Dentro da pista, Lewis Hamilton mais uma vez aniquilou a concorrência e venceu sem dar chance para ninguém. Desta vez em uma corrida que poderia marcar a ressurreição do outro piloto da equipe Mercedes, Nico Rosberg. Pole position, o alemão voltou para a casa com um quarto lugar e a decepção de ter sido batida pelos pilotos da equipe Red Bull, Daniel Ricciardo (segundo) e Max Verstappen (terceiro). Ruim para Rosberg, pior para os brasileiros Felipe Massa e Felipe Nasr (que não completaram a prova) e para a Ferrari e Williams, equipes que desafiam o tempo ao caminhar para trás na concorrência com seus rivais diretos.
Se o entusiasmo do torcedor alemão for levado em conta, é possível concluir que o interesse da galera local não anda lá no mesmo ritmo que o Mercedes de Lewis Hamilton ou mesmo o de Nico Rosberg.
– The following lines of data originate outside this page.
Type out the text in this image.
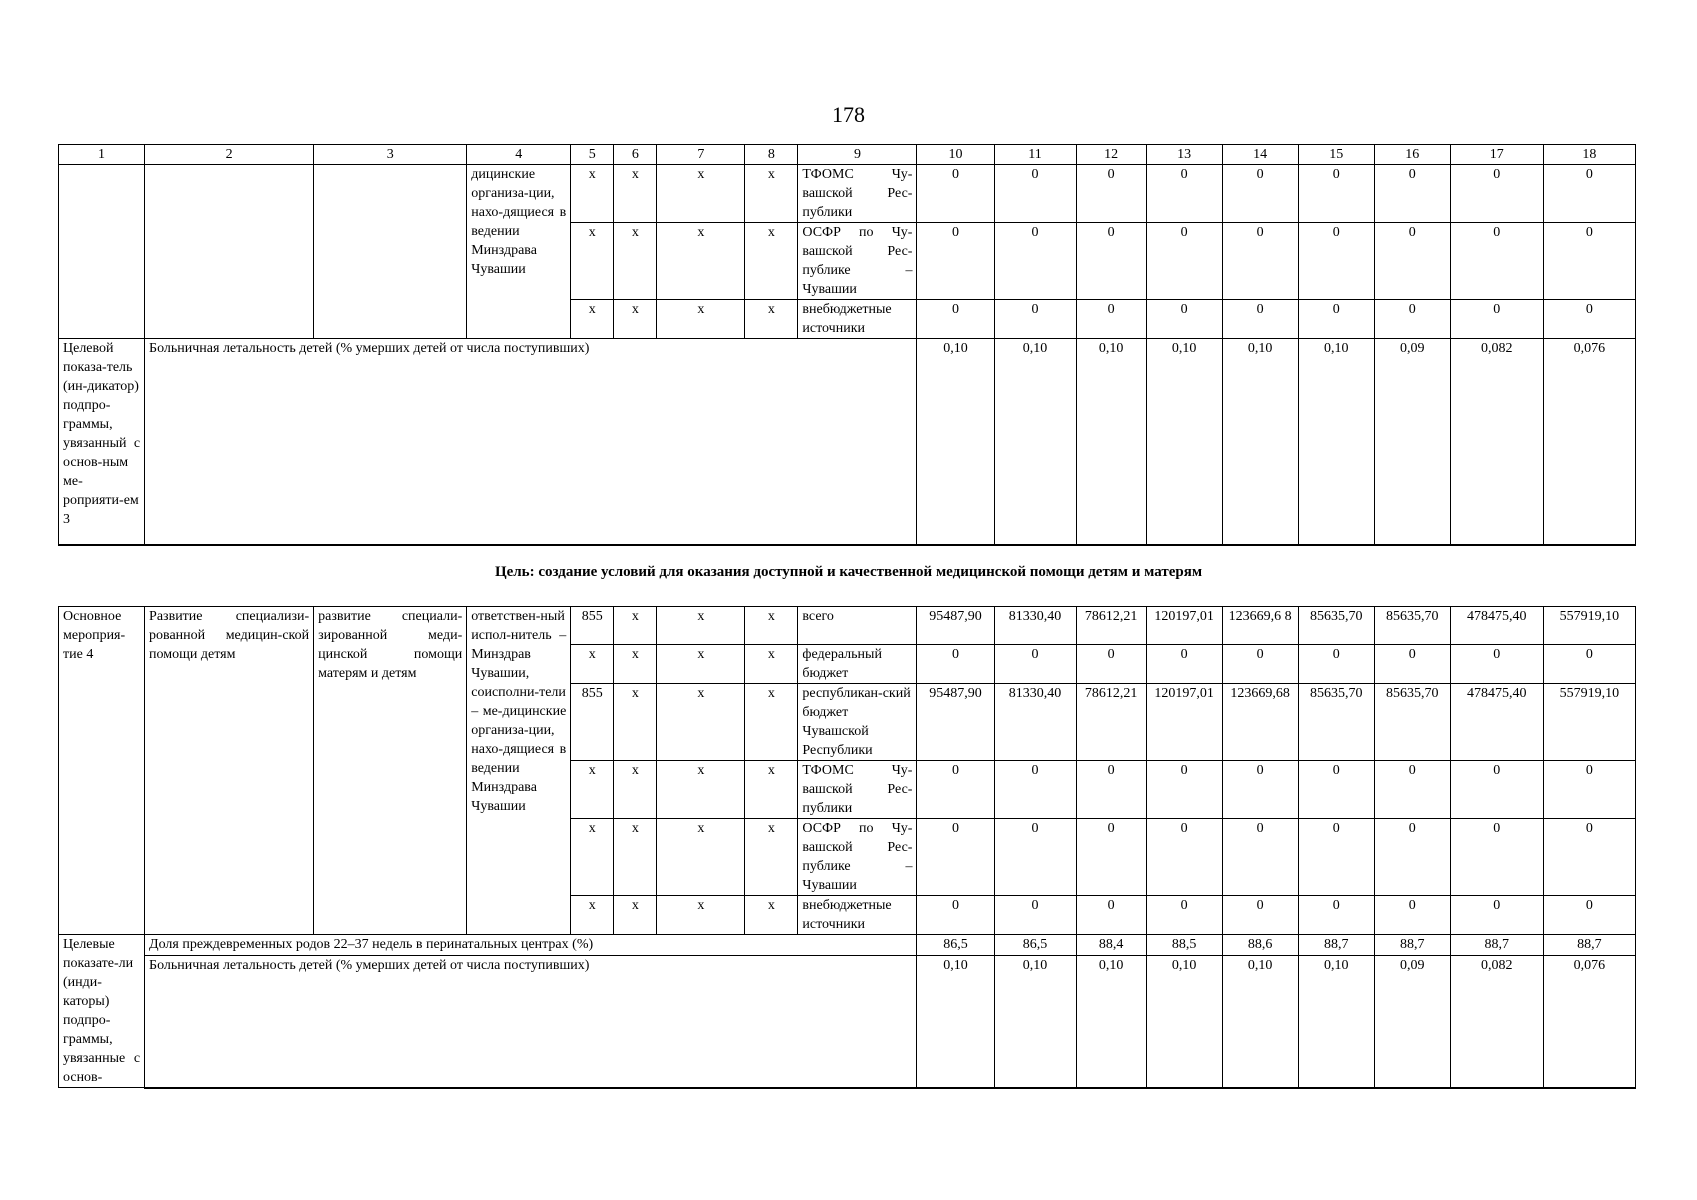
178
1	2	3	4	5	6	7	8	9	10	11	12	13	14	15	16	17	18
			дицинские организа-ции, нахо-дящиеся в ведении Минздрава Чувашии	х	х	х	х	ТФОМС Чу-вашской Рес-публики	0	0	0	0	0	0	0	0	0
				х	х	х	х	ОСФР по Чу-вашской Рес-публике – Чувашии	0	0	0	0	0	0	0	0	0
				х	х	х	х	внебюджетные источники	0	0	0	0	0	0	0	0	0
Целевой показа-тель (ин-дикатор) подпро-граммы, увязанный с основ-ным ме-роприяти-ем 3	Больничная летальность детей (% умерших детей от числа поступивших)								0,10	0,10	0,10	0,10	0,10	0,10	0,09	0,082	0,076
Цель: создание условий для оказания доступной и качественной медицинской помощи детям и матерям
Основное мероприя-тие 4	Развитие специализи-рованной медицин-ской помощи детям	развитие специали-зированной меди-цинской помощи матерям и детям	ответствен-ный испол-нитель – Минздрав Чувашии, соисполни-тели – ме-дицинские организа-ции, нахо-дящиеся в ведении Минздрава Чувашии	855	х	х	х	всего	95487,90	81330,40	78612,21	120197,01	123669,6 8	85635,70	85635,70	478475,40	557919,10
				х	х	х	х	федеральный бюджет	0	0	0	0	0	0	0	0	0
				855	х	х	х	республикан-ский бюджет Чувашской Республики	95487,90	81330,40	78612,21	120197,01	123669,68	85635,70	85635,70	478475,40	557919,10
				х	х	х	х	ТФОМС Чу-вашской Рес-публики	0	0	0	0	0	0	0	0	0
				х	х	х	х	ОСФР по Чу-вашской Рес-публике – Чувашии	0	0	0	0	0	0	0	0	0
				х	х	х	х	внебюджетные источники	0	0	0	0	0	0	0	0	0
Целевые показате-ли (инди-каторы) подпро-граммы, увязанные с основ-	Доля преждевременных родов 22–37 недель в перинатальных центрах (%)								86,5	86,5	88,4	88,5	88,6	88,7	88,7	88,7	88,7
	Больничная летальность детей (% умерших детей от числа поступивших)								0,10	0,10	0,10	0,10	0,10	0,10	0,09	0,082	0,076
O ritmo de Pascal Wehrlein e seu Manor-Mercedes parece o mais indicado para definir o apelo que a F1 provoca nas bandas da Bundesrepublik Deutschland. Preço dos ingressos e ausência das disputas de anos atrás são razões endossadas por quase todos.
Enquanto isso, os responsáveis pelos regulamentos da categoria convencem cada vez mais que fazem uma pós-graduação em alquimia, tamanho o número de erros e tão raros os acertos em suas últimas decisões. A instalação de sensores nas zebras, para evitar que os pilotos atirem seus carros sobre as demarcações da pista, o lenga-lenga sobre a comunicação via rádio e detalhes importantes sobre a estrutura dos carros para 2017 são exemplos disso.
Se muitos de nós aprendemos a gostar do automobilismo ao apreciar a habilidade de pilotos que batiam recordes e faziam ultrapassagens nos espaços recobertos unicamente com asfalto, pouco a pouco foram adotadas exigências que acabaram com as áreas de escape em nome da segurança e que fizeram a alegria das empreiteiras contratadas para pavimentar o que já foi barranco, grama, areia, caixa de brita e coisas do gênero. Os políticos de cidades onde os autódromos são estatais, caso de Interlagos, agradecem, desnecessário descrever as obviedades. Os autoentusiastas, no entanto...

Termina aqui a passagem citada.